Hessle (Hasel; Hazel; Hessel)

Fruit, below medium size"; turbinate. Skin, greenish yellow, very much covered with large russety dots, which give it a freckled appearance. Eye, small and open, slightly depressed. Stalk, an inch long, obliquely inserted without depression. Flesh, tender, very juicy, sweet, and with a high aroma.

An excellent market-gardening pear; ripe in October. The tree is hardy, vigorous, and a most abundant bearer. It forms a fine standard, succeeding in almost every situation, and particularly in the northern climates, where the more tender varieties do not attain perfection. It is grown to a large extent as a market pear, and is one of the best and most remunerating to the grower.

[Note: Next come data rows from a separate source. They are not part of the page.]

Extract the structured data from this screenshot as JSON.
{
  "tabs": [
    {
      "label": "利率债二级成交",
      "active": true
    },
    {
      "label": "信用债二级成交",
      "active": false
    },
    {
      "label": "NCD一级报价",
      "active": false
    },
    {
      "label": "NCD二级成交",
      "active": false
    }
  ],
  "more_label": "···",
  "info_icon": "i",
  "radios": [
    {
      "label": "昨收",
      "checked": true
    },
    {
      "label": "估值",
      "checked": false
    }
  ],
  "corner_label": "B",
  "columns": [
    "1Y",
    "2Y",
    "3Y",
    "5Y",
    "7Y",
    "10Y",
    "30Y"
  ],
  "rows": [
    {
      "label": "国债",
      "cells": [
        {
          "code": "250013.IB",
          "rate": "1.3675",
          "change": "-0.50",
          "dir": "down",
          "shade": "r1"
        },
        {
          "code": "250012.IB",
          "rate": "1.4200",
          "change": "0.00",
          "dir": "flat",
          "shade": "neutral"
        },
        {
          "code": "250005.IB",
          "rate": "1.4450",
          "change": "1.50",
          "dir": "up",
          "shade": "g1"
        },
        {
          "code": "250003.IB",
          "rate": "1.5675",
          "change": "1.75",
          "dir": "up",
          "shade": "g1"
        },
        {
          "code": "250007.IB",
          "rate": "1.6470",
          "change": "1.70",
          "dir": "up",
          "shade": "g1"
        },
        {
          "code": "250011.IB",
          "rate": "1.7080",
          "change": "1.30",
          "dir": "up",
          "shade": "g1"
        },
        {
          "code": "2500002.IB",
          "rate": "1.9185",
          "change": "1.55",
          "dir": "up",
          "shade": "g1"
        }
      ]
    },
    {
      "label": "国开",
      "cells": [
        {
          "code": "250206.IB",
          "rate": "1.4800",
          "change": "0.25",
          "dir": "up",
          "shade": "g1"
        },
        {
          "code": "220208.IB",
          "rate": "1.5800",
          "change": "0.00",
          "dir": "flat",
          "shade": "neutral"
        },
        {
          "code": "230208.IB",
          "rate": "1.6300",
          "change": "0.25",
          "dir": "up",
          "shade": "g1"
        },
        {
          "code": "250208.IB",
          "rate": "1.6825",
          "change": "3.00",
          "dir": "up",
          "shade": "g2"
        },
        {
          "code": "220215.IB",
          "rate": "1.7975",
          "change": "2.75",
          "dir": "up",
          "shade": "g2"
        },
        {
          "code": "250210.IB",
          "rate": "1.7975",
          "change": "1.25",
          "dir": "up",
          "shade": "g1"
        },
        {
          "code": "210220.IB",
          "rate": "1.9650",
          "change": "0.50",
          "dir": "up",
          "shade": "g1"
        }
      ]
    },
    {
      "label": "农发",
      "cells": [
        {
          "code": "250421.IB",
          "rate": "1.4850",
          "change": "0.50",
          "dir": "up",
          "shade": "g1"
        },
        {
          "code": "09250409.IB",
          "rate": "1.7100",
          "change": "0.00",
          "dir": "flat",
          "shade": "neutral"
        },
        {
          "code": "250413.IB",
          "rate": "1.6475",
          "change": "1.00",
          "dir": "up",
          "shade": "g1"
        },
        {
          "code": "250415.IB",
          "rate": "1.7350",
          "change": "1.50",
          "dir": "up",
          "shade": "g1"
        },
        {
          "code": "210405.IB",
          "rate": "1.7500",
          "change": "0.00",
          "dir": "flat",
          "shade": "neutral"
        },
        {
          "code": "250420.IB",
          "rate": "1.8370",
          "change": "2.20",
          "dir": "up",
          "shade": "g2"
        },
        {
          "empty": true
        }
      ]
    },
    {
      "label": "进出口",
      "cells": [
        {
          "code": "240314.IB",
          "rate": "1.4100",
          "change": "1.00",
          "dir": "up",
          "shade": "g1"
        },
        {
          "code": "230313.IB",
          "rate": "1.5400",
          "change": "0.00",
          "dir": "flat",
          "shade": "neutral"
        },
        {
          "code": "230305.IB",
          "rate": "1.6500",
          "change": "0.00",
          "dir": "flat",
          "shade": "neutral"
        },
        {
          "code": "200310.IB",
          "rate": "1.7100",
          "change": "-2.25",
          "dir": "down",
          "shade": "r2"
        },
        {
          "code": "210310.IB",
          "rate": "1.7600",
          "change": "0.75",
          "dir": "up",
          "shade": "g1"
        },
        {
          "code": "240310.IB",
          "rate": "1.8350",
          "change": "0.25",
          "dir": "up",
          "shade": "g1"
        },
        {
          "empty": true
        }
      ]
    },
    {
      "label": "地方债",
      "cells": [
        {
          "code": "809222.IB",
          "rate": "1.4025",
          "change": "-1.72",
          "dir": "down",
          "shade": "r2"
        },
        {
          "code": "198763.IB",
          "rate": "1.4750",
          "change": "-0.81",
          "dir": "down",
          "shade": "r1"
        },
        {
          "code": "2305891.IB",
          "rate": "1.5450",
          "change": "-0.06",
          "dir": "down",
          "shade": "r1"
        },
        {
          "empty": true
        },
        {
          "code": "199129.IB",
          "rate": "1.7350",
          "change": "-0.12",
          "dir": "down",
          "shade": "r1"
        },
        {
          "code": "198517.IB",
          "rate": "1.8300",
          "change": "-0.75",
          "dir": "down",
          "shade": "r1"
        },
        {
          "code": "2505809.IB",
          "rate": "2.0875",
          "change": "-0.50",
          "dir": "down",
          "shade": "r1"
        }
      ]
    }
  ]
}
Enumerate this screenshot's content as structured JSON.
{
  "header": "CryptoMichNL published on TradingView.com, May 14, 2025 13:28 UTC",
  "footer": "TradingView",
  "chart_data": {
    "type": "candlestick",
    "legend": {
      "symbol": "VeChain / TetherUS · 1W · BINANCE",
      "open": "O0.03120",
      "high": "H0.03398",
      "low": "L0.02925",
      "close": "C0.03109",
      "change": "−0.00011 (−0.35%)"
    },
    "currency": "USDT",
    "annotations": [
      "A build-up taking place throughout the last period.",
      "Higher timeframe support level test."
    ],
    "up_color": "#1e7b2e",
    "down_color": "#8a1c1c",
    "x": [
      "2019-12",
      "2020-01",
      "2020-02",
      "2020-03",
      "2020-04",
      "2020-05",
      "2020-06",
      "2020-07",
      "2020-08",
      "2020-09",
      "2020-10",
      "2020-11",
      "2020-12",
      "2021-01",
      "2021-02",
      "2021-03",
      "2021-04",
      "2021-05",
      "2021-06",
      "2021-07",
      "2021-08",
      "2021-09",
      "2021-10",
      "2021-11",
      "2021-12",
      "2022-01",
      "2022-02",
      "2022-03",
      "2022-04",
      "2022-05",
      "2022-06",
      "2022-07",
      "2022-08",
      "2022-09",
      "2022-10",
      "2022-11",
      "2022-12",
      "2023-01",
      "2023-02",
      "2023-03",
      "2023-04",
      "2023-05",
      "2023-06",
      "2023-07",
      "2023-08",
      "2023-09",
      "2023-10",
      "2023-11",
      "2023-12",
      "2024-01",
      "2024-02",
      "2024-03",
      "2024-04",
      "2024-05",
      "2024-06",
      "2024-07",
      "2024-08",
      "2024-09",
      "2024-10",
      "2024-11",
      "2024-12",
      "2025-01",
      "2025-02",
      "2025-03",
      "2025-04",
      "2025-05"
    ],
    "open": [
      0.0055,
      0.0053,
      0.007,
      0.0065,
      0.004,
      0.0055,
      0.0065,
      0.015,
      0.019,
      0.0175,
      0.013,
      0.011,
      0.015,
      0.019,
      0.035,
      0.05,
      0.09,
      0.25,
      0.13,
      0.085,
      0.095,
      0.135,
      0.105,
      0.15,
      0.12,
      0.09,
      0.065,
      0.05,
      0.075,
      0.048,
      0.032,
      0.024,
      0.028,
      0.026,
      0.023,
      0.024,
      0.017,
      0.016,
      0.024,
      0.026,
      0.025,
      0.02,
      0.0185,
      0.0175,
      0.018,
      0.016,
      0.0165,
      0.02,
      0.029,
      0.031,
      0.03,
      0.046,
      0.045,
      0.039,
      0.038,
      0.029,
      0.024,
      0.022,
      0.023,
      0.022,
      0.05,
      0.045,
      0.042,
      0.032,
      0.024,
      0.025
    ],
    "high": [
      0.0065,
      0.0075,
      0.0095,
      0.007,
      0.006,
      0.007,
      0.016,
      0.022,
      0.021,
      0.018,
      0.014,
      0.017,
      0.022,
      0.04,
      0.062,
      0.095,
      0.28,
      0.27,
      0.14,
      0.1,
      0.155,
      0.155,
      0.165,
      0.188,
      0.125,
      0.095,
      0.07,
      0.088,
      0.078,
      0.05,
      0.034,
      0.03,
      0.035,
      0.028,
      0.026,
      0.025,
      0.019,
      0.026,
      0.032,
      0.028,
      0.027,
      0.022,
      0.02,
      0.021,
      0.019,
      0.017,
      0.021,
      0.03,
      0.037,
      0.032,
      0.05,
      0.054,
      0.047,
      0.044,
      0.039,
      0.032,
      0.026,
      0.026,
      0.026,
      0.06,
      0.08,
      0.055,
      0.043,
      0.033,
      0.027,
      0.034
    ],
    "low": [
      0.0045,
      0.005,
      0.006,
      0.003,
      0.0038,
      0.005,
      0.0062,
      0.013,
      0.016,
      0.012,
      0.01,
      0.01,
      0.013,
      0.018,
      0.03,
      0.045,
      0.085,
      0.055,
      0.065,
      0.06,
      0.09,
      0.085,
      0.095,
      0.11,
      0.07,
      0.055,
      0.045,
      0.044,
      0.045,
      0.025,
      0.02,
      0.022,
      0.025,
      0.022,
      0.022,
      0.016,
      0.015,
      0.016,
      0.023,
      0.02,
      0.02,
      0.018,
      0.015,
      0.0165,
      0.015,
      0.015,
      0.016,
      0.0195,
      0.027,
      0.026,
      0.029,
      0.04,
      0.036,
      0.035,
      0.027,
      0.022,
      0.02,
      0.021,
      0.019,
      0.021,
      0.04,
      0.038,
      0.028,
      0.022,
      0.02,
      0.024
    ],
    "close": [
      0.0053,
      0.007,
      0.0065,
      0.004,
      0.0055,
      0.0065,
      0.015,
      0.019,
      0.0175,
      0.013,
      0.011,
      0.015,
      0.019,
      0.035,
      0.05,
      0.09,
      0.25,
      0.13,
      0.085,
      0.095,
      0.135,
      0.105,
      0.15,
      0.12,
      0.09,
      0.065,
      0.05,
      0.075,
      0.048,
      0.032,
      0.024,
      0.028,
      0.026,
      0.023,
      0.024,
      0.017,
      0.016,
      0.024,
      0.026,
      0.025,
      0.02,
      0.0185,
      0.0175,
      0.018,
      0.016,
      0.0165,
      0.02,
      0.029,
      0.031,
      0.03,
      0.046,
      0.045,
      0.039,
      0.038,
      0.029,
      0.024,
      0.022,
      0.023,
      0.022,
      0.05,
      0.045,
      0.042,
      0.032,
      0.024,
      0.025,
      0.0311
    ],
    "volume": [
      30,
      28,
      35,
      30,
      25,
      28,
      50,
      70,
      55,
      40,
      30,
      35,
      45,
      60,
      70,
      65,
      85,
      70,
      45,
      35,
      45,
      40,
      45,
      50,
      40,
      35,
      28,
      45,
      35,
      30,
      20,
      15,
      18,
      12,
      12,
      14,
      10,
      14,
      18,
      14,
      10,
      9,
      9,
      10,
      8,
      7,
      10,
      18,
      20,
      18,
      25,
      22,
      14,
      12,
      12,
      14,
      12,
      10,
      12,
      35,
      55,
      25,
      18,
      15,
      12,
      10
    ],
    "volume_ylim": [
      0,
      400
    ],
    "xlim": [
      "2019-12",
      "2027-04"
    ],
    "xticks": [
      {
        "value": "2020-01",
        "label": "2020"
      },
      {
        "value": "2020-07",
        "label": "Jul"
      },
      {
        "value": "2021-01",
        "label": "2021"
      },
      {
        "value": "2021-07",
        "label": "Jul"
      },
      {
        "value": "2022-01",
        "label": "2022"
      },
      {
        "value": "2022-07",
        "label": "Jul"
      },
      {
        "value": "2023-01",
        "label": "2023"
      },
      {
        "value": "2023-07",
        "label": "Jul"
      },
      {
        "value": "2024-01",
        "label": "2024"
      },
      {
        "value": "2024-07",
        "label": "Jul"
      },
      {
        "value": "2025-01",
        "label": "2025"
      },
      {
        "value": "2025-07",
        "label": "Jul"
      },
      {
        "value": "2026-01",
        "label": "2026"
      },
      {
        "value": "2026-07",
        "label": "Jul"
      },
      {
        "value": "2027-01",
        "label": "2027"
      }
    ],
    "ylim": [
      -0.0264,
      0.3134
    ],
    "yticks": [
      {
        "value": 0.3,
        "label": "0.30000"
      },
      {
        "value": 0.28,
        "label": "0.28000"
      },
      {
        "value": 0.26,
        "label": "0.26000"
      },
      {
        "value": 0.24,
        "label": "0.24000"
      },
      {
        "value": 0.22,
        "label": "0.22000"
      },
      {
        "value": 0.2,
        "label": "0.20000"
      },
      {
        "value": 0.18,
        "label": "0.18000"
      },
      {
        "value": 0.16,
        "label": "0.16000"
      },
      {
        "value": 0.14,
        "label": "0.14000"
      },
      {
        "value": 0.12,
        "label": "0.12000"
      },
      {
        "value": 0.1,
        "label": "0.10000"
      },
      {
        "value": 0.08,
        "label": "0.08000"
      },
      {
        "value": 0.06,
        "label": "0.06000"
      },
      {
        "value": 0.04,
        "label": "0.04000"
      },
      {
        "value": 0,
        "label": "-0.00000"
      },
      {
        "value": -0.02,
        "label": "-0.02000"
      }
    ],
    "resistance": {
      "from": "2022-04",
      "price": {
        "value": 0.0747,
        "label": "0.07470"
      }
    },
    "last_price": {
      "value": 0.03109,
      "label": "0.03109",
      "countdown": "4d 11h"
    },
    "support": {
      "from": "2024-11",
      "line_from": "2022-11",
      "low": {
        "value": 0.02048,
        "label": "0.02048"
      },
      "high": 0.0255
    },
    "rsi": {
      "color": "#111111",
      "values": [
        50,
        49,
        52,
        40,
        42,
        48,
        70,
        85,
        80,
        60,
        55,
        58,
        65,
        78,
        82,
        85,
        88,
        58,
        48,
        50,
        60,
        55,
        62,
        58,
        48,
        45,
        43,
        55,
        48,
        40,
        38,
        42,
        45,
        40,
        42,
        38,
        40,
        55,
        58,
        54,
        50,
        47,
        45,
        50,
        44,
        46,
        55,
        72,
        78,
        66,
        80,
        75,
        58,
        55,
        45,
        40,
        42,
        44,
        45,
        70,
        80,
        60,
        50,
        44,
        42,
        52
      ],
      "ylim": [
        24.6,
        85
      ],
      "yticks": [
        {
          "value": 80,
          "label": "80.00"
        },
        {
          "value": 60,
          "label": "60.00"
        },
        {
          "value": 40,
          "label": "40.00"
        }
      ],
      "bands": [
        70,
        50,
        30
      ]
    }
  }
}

It takes its name from the village of Hessle, in Yorkshire, where it was first discovered. Mr. Decaisne thought it was of German origin, and says he preferred using the German name instead of the French translation - Noisette!

His. See Adéle de St. Denis. Holland Bergamot. See Bergamotte d'Hollande. Hollandische Bergamot. See Bergamotte d'Hollande. Hollandse Bergamot. See Bergamotte d'Automne.


Fruit, very small, roundish turbinate, even and regular in its outline. Skin, dull greenish yellow when ripe, and thickly covered with russet dots, so as to form a kind of crust on the surface. Eye, full of stamens, open, having short divergent segments, and set in a very shallow depression. Stalk, from half an inch to three-quarters long, slender, inserted in a small cavity, with occasionally a slight swelling on one side. Flesh, yellowish, firm, crisp, and very astringent.

A notable perry pear in Herefordshire.

Hubard. See Beurre d'Amanlis. Humble Bee Pear. See Bourdon Musqué. Huntingdon. See Lammas.

Hukbain D'Hiver

Fruit, small, two inches and a quarter broad, and the same high; Bergamot-shaped, even and handsome in its outline. Skin, with a fine bright red cheek on the side next the sun, and fine golden yellow in the shade, strewed and mottled with patches of thin cinnamon-coloured russet, and with a patch of russet round the stalk. Eye, small and open, with short erect segments, set in a wide, shallow basin. Stalk, slender, very short, inserted in a small hole. Flesh, yellowish, juicy, melting, rather coarse-grained, sweet, and without much perfume.

A second-rate pear; ripe in the beginning of November, when it rots almost immediately.

Hussein Armudl

Fruit, below medium size; obovate. Skin, smooth, bright green at first, changing to greenish yellow as it attains maturity, and with a slight trace of russet, strewed with brown russety dots. Eye, open, with long acuminate reflexed segments, set in a shallow basin. Stalk, an inch long, stout, and inserted in a small cavity. Flesh, whitish, rather gritty at the core, tender, very juicy, and melting, and of a rich, vinous, sweet flavour.

A dessert pear; ripe in September. Tree, vigorous and healthy, and succeeds well as a standard.

Huyshe's Bergamot. See Huyshe's Prince of Wales.